López, figlio di una ex dirigente dell’industria petrolifera, laureatosi all’Università di Princeton ed ex sindaco di un ricco distretto di Caracas è un esponente della società benestante venezuelana, diretto discendente del primo presidente della storia del Paese. Agli occhi degli statunitensi era “vendicativo ed affamato di potere” ma, allo stesso tempo, “una necessità“.
Suo cugino, Thor Halvorssen, proviene da una delle famiglie aristocratiche più influenti del Venezuela ed è il presidente della Human Rights Foundation. Suo padre – secondo un report della Associated Press del 1993 – era un collaboratore della CIA e costituiva il collegamento per far arrivare i soldi al leader della Contra in Nicaragua. Thor Halvorssen a partire dal 2004 si schierò apertamente contro il governo Chávez, arrivando ad assumere nella sua fondazione Aleksander Boyd, esponente dell’opposizione venezuelana a Londra che sosteneva pubblicamente la necessità dell’uso della violenza per eliminare la classe dirigente chavista.
Nel 2010 Halvorssen invitò all’Oslo Freedom Forum suo cugino Leopoldo, presentandolo come “leader dei diritti umani” per il suo ruolo tra le file dell’opposizione venezuelana. “Sappiamo che ce la faremo – disse López in quell’occasione – sappiamo che il cambiamento arriverà in Venezuela.”
Fiesta Mexicana
Secondo quanto rivelato dall’ex Ministro della Giustizia Rodríguez Torres, nel 2010 si tenne in un hotel in Messico un meeting – denominato Fiesta Mexicana – al fine di delineare un nuovo piano d’azione che prevedeva un susseguirsi di violente proteste nelle strade del Venezuela per portare alla caduta del governo. All’incontro parteciparono anche Goicoechea, Smolansky, Guevara e Guaidó.
Tre rappresentanti dell’industria petrolifera sponsorizzarono l’evento. Uno di loro, Pedro Burelli, è un ex manager di JP Morgan, è stato direttore di PDVSA (l’azienda petrolifera pubblica venezuelana) fino all’arrivo di Chávez nel 1998, attualmente è nel comitato consultivo del programma di leadership latino-americana alla Georgetown University ed è apertamente schierato contro Maduro.

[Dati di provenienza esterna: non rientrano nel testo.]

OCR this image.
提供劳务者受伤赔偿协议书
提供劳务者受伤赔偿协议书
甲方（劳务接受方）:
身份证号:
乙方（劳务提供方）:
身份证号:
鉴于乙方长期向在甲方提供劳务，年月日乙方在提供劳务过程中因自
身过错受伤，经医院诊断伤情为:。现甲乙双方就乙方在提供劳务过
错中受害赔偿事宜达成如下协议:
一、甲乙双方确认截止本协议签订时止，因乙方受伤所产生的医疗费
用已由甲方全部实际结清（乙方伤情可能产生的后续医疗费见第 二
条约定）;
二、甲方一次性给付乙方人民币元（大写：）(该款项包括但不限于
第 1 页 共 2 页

Quell’incontro segnò probabilmente un punto di svolta nelle strategie dei ragazzi della Generazione 2007. L’idea di utilizzare la violenza per destabilizzare la società e favorire il caos prese infatti sempre più piede all’interno di Voluntad Popular, fino a sfociare nelle guarimbas del 2014 e del 2017. In quelle che furono vere e proprie guerriglie urbane, con gli esponenti dell’opposizione che assediarono strade e interi quartieri e che portarono a più di 200 morti e milioni di dollari di danni agli edifici pubblici, i leader di Voluntad Popular ebbero un ruolo centrale. Guaidó era a fianco di Leopoldo López mentre questi fomentava la folla armata incitandola a marciare verso il palazzo del Ministero della Giustizia e un video mostra lo stesso Guaidó in azione durante le guarimbas del 2014.
Tra i leader guarimberos processati o condannati ci furono lo stesso Leopoldo López (agli arresti domiciliari), Freddy Guevara, David Smolansky e altri componenti della Generazione 2007.
Ultima opzione
Nel corso degli anni l’opposizione Venezuelana ha ricevuto circa 50 milioni di dollari all’anno dagli Usa. Non sorprende quindi che la sera prima del 23 gennaio 2019, quando è sceso in piazza per autoproclamarsi presidente, Guaidó abbia ricevuto una telefonata di approvazione da parte del vicepresidente Usa Mike Pence. Sconosciuto ai più in patria, era un personaggio ben noto dalle parti della Casa Bianca.
Nei piani statunitensi il suo ruolo avrebbe dovuto essere molto più incisivo. Invece, mentre il governo Maduro rimane ancora nel pieno delle sue funzioni, in Venezuela le iniziative del presidente autoproclamato riscuotono sempre minor consenso. E dato che l’opzione Guaidó non sembra dare frutti è probabile che gli Stati Uniti stiano valutando – per riprendersi il Paese dopo vent’anni di chavismo – l’ultima opzione rimasta: l’intervento militare, costi quel che costi.